There’s more still in my pack. I dig deep and pull out a handful of snow. It starts to melt in my hand, but my bag is not wet. Then a wheelchair, I unfold the chair. I lock the brakes in place. I look at this place. Boulder after boulder stack in fallen jenga block order. There is no variety in color, all sunbathed tan, but no shape mirrors another. Something is taking shape. It’s running toward me. It barks. The dog is no longer a toy. I yell to the dog to stay and it does. I want to unpack in peace.

I am surrounded by the contents of my pack—of my life. Everything and nothing I pack surprises me. My possessions aren’t me. Yet, they are everything that makes me up. I both want them all and want nothing to do with them. The weight of my life is too heavy for the sandstone. Why is this boulder made of sand? The hourglass never stops. I wish it would stop. The sand is disintegrating into itself. I grab at it like cookie crumbles, trying to keep it together. I cannot hold it together.

There she is in fading sandstone. Her face is the fog in the trees, the wave in the ocean, and the snow flake of the mountain. She is a part of the big picture and the picture itself. Now, I want the sand to fall.
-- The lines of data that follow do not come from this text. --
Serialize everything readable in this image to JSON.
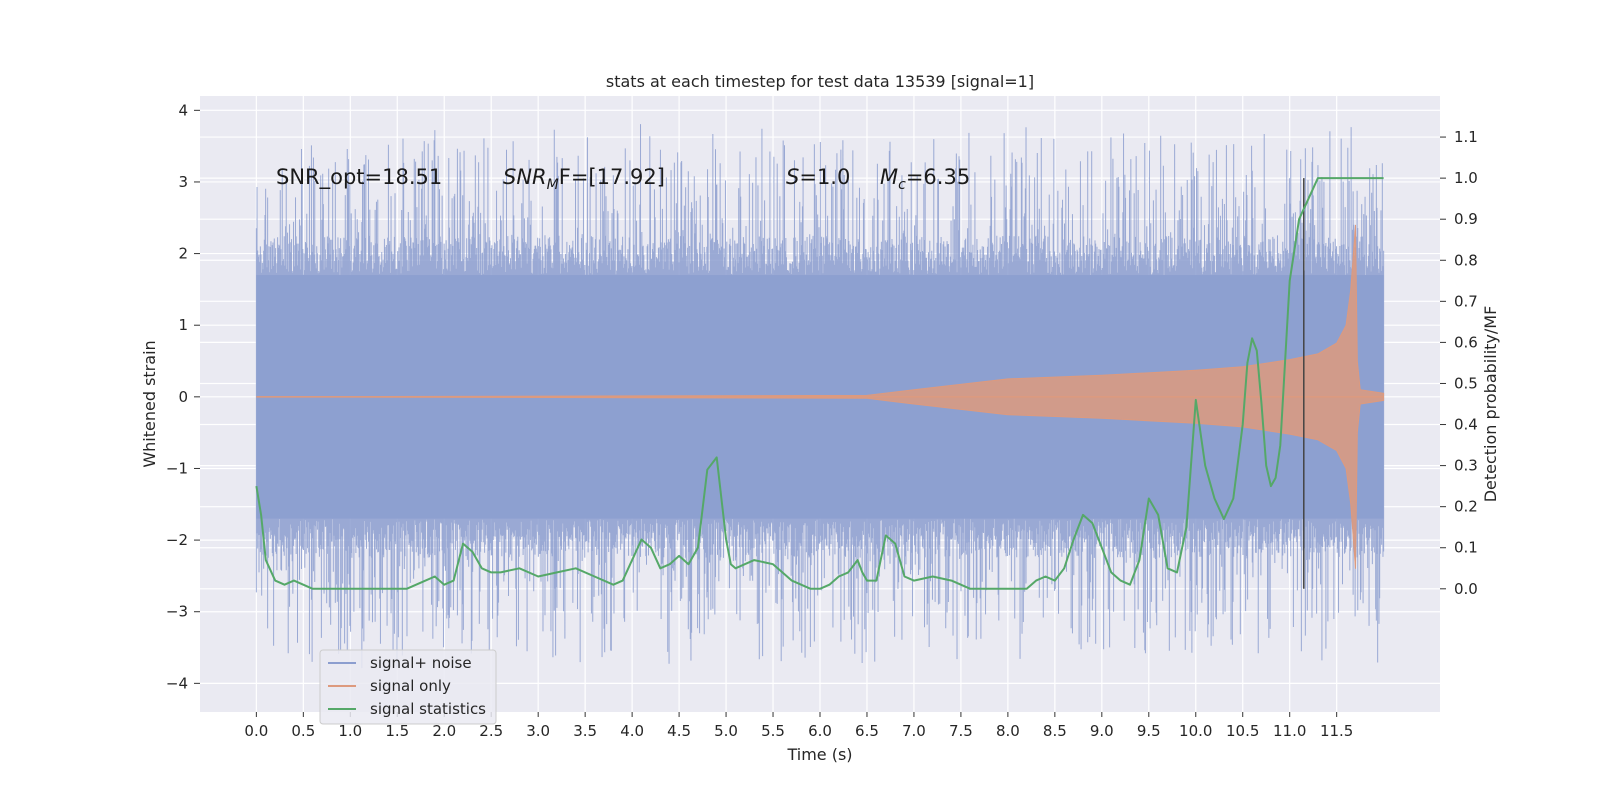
{
  "chart_data": {
    "type": "line",
    "title": "stats at each timestep for test data 13539 [signal=1]",
    "xlabel": "Time (s)",
    "ylabel": "Whitened strain",
    "y2label": "Detection probability/MF",
    "xlim": [
      -0.6,
      12.6
    ],
    "ylim": [
      -4.4,
      4.2
    ],
    "y2lim": [
      -0.3,
      1.2
    ],
    "x_ticks": [
      "0.0",
      "0.5",
      "1.0",
      "1.5",
      "2.0",
      "2.5",
      "3.0",
      "3.5",
      "4.0",
      "4.5",
      "5.0",
      "5.5",
      "6.0",
      "6.5",
      "7.0",
      "7.5",
      "8.0",
      "8.5",
      "9.0",
      "9.5",
      "10.0",
      "10.5",
      "11.0",
      "11.5"
    ],
    "y_ticks": [
      "4",
      "3",
      "2",
      "1",
      "0",
      "−1",
      "−2",
      "−3",
      "−4"
    ],
    "y2_ticks": [
      "0.0",
      "0.1",
      "0.2",
      "0.3",
      "0.4",
      "0.5",
      "0.6",
      "0.7",
      "0.8",
      "0.9",
      "1.0",
      "1.1"
    ],
    "annotations": {
      "snr_opt": "SNR_opt=18.51",
      "snr_mf_sym": "SNR",
      "snr_mf_sub": "M",
      "snr_mf_tail": "F=[17.92]",
      "s_sym": "S",
      "s_val": "=1.0",
      "mc_sym": "M",
      "mc_sub": "c",
      "mc_val": "=6.35"
    },
    "vline_x": 11.15,
    "series": [
      {
        "name": "signal+ noise",
        "color": "#8c9ecf",
        "amplitude_envelope": {
          "base": 1.7,
          "max_peak": 3.8,
          "t_start": 0.0,
          "t_end": 12.0
        }
      },
      {
        "name": "signal only",
        "color": "#dd9a7e",
        "x": [
          0.0,
          6.5,
          7.0,
          8.0,
          9.0,
          10.0,
          10.5,
          11.0,
          11.3,
          11.5,
          11.6,
          11.65,
          11.7,
          11.72,
          11.75,
          12.0
        ],
        "envelope": [
          0.0,
          0.02,
          0.1,
          0.25,
          0.3,
          0.37,
          0.42,
          0.52,
          0.6,
          0.75,
          1.0,
          1.5,
          2.4,
          0.5,
          0.1,
          0.05
        ]
      },
      {
        "name": "signal statistics",
        "color": "#55a868",
        "x": [
          0.0,
          0.05,
          0.1,
          0.2,
          0.3,
          0.4,
          0.6,
          0.8,
          1.0,
          1.2,
          1.4,
          1.6,
          1.8,
          1.9,
          2.0,
          2.1,
          2.2,
          2.3,
          2.4,
          2.5,
          2.6,
          2.8,
          3.0,
          3.2,
          3.4,
          3.6,
          3.8,
          3.9,
          4.0,
          4.1,
          4.2,
          4.3,
          4.4,
          4.5,
          4.6,
          4.7,
          4.8,
          4.9,
          5.0,
          5.05,
          5.1,
          5.2,
          5.3,
          5.5,
          5.6,
          5.7,
          5.8,
          5.9,
          6.0,
          6.1,
          6.2,
          6.3,
          6.4,
          6.45,
          6.5,
          6.6,
          6.7,
          6.8,
          6.9,
          7.0,
          7.2,
          7.4,
          7.6,
          7.8,
          8.0,
          8.2,
          8.3,
          8.4,
          8.5,
          8.6,
          8.7,
          8.8,
          8.9,
          9.0,
          9.1,
          9.2,
          9.3,
          9.4,
          9.5,
          9.6,
          9.7,
          9.8,
          9.9,
          10.0,
          10.1,
          10.2,
          10.3,
          10.4,
          10.5,
          10.55,
          10.6,
          10.65,
          10.7,
          10.75,
          10.8,
          10.85,
          10.9,
          10.95,
          11.0,
          11.1,
          11.2,
          11.3,
          11.4,
          11.5,
          11.6,
          11.7,
          11.8,
          11.9,
          12.0
        ],
        "y": [
          0.25,
          0.18,
          0.07,
          0.02,
          0.01,
          0.02,
          0.0,
          0.0,
          0.0,
          0.0,
          0.0,
          0.0,
          0.02,
          0.03,
          0.01,
          0.02,
          0.11,
          0.09,
          0.05,
          0.04,
          0.04,
          0.05,
          0.03,
          0.04,
          0.05,
          0.03,
          0.01,
          0.02,
          0.07,
          0.12,
          0.1,
          0.05,
          0.06,
          0.08,
          0.06,
          0.1,
          0.29,
          0.32,
          0.12,
          0.06,
          0.05,
          0.06,
          0.07,
          0.06,
          0.04,
          0.02,
          0.01,
          0.0,
          0.0,
          0.01,
          0.03,
          0.04,
          0.07,
          0.04,
          0.02,
          0.02,
          0.13,
          0.11,
          0.03,
          0.02,
          0.03,
          0.02,
          0.0,
          0.0,
          0.0,
          0.0,
          0.02,
          0.03,
          0.02,
          0.05,
          0.12,
          0.18,
          0.16,
          0.1,
          0.04,
          0.02,
          0.01,
          0.07,
          0.22,
          0.18,
          0.05,
          0.04,
          0.15,
          0.46,
          0.3,
          0.22,
          0.17,
          0.22,
          0.4,
          0.55,
          0.61,
          0.58,
          0.45,
          0.3,
          0.25,
          0.27,
          0.35,
          0.55,
          0.75,
          0.9,
          0.95,
          1.0,
          1.0,
          1.0,
          1.0,
          1.0,
          1.0,
          1.0,
          1.0
        ]
      }
    ],
    "legend": {
      "placement": "lower-left",
      "entries": [
        "signal+ noise",
        "signal only",
        "signal statistics"
      ]
    },
    "grid": true
  }
}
I will be closer to her if the sand falls. Its disintegration is exposure.

The more I see of her, the more I see of me. She is both a soul mate and a mirror. I don’t want her to fall, but I’m afraid I have fallen. I am in a tornado with only one direction. My belongings are encasing me in my fall. I want none of them. I want her.

I slip my hands into my pocket, trying to form a still body. There’s something in my pocket. I rotate the object through my fingers, letting it slip up and down like a poker chip. It is cold to the touch. There’s an engraving. It is engraved with letters I know, but I do not know the order they make. I keep trying to interpret its letterings like someone is writing them individually on my back with their finger.
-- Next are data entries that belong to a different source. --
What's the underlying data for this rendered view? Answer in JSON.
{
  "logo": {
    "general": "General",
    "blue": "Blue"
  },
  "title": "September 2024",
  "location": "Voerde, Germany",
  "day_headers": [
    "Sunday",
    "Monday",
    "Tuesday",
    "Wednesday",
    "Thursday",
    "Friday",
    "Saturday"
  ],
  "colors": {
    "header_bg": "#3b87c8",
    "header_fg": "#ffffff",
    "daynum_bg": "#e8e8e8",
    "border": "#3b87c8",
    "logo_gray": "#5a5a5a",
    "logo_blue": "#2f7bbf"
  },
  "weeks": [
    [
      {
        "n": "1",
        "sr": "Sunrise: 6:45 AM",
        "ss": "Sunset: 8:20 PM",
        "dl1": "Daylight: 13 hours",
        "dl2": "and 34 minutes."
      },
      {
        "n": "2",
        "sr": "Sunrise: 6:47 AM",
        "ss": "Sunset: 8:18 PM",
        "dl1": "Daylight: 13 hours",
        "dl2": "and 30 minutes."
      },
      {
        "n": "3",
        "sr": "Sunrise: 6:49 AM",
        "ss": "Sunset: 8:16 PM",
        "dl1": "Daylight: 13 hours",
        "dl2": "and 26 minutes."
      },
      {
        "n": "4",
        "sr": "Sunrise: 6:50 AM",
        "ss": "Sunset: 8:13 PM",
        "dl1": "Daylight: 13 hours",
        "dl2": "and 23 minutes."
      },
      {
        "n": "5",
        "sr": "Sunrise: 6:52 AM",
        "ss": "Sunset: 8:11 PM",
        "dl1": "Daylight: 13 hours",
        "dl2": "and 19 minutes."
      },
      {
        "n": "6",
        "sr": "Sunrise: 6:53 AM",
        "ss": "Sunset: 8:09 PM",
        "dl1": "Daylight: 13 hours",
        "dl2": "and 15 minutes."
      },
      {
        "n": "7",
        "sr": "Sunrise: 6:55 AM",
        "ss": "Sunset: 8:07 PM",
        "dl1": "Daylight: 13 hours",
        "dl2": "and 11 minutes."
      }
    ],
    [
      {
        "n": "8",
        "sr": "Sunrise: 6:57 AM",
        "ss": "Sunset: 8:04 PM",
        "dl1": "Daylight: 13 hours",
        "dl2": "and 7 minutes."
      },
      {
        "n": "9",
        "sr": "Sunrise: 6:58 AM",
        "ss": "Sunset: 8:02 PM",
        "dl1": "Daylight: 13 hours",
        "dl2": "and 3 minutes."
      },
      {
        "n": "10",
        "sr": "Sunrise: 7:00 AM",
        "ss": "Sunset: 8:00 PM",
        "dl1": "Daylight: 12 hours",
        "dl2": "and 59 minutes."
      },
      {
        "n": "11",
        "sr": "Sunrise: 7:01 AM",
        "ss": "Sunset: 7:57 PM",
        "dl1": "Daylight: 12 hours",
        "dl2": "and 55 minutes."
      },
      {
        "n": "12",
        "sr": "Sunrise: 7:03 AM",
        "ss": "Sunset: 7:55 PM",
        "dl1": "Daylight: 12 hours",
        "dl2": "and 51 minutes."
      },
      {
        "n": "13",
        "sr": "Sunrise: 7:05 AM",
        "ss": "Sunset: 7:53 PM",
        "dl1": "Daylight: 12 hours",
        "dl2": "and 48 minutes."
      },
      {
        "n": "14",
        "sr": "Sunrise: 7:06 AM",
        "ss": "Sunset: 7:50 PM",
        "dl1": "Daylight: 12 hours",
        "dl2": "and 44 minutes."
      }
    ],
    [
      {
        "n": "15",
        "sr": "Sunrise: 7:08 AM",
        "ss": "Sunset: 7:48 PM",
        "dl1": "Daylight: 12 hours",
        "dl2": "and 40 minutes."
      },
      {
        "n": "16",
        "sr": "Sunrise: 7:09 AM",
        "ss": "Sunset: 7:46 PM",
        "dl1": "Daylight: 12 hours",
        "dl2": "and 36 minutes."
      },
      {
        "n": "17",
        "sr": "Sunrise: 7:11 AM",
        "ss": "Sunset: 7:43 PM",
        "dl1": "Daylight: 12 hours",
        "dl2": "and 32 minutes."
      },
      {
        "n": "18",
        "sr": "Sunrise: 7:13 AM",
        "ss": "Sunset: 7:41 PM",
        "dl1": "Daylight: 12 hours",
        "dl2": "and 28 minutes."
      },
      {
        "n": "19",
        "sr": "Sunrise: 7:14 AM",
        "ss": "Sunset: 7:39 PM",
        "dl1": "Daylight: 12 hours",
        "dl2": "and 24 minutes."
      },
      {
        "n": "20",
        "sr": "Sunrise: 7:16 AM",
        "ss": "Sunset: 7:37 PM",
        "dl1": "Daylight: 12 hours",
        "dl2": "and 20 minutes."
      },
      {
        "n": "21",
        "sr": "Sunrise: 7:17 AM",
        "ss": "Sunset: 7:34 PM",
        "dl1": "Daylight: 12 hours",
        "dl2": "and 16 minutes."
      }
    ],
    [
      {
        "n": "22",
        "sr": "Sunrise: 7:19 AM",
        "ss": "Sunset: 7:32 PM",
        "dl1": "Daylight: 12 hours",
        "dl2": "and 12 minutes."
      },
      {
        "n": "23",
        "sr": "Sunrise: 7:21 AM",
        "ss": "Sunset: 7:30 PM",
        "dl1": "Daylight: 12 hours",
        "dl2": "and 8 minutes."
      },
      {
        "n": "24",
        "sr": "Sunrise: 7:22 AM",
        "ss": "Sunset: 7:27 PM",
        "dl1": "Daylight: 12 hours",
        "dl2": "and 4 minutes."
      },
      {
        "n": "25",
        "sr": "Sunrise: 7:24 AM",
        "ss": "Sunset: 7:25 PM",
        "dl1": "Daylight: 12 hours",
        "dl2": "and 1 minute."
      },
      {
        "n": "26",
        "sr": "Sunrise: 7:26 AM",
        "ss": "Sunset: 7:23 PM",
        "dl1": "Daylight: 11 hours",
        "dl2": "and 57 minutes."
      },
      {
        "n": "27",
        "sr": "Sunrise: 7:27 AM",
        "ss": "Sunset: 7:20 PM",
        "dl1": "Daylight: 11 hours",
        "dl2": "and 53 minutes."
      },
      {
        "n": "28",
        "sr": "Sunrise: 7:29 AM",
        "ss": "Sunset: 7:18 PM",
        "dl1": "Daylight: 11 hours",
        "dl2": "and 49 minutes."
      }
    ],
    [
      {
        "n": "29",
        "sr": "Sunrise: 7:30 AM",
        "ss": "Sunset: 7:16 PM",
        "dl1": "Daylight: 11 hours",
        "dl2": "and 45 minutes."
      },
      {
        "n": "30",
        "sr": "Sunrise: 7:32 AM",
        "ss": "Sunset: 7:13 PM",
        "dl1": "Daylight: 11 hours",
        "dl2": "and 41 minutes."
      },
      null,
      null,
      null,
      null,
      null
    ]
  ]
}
“Q,” the first letter is a q. It is capitalized. There aren’t that many words I know that start with q. If it is English, and I think it is, then “u” will follow. My fingernail confirms “u” follows “q.” I am still falling. I have been falling, but she is still within my sight. I am not scared of the fall. I only want to know what comes after “u.” Please let me uncover the word before my fall ends. I do not know where I will end.
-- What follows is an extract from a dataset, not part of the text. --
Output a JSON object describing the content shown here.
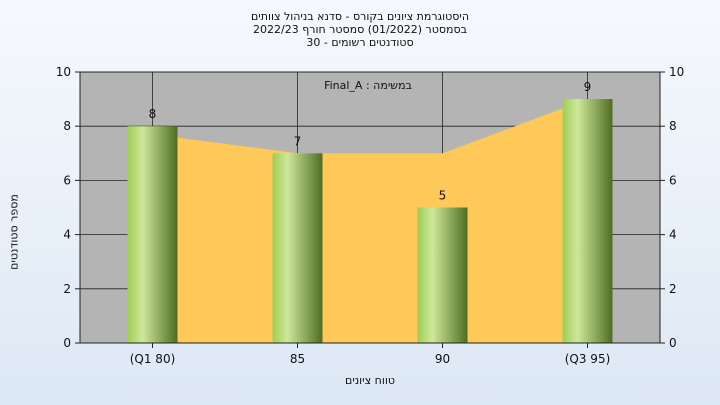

I feel relief. I figured out “i” follows “u.” Next are two letters that are the same. Or one letter that matches itself in symmetry. It is a name on a dog tag. I say it out loud, “Quinn.” She nods yes. I will call her Quinn. I stop falling, but I know it is just the start.

I haven’t opened my eyes yet. My mouth is dry. It tastes like desert feels. I swallow, forcing new saliva to quench its thirst. There is still a thirst. I lift my covers to creep out of bed so I can go down the stairs to the kitchen for a glass of water. An alarm sounds. Then I remember I am not home. There is not downstairs kitchen. My nurse comes in.

“Is there something you need?” Raleigh asks in the doorway, approaching my bed.
“Water,” I say. I want to say life, but I only say water. I want to say to run, but I only say water. I want to say independence, but I only say water. I want to say a way out, but I only say water.

She hands be a glass full of water from the table next to my bed. The straw finds its home I my desert mouth and I flood it with room temperature water. I avoid her eyes. I should have known the water was next to me.

“Are you going to ask me why I didn’t realize the water was next to me? That I should have known the water was within my grasp?”
“Do you want me to ask you that?”
“Is this what we do, answer questions with more questions?”
“Does that bother you?” she asks.
“You’re doing it again.”
“What do you want?”
“That is the biggest question in life,” I say. “What does anyone want?”
“Do you have an answer?”

She will only speak to me in questions. I want to be spoken to in answers. I gulp down more water, as if drinking all of it now will never cause me to thirst again. My thirst will never cease, but never will my effort.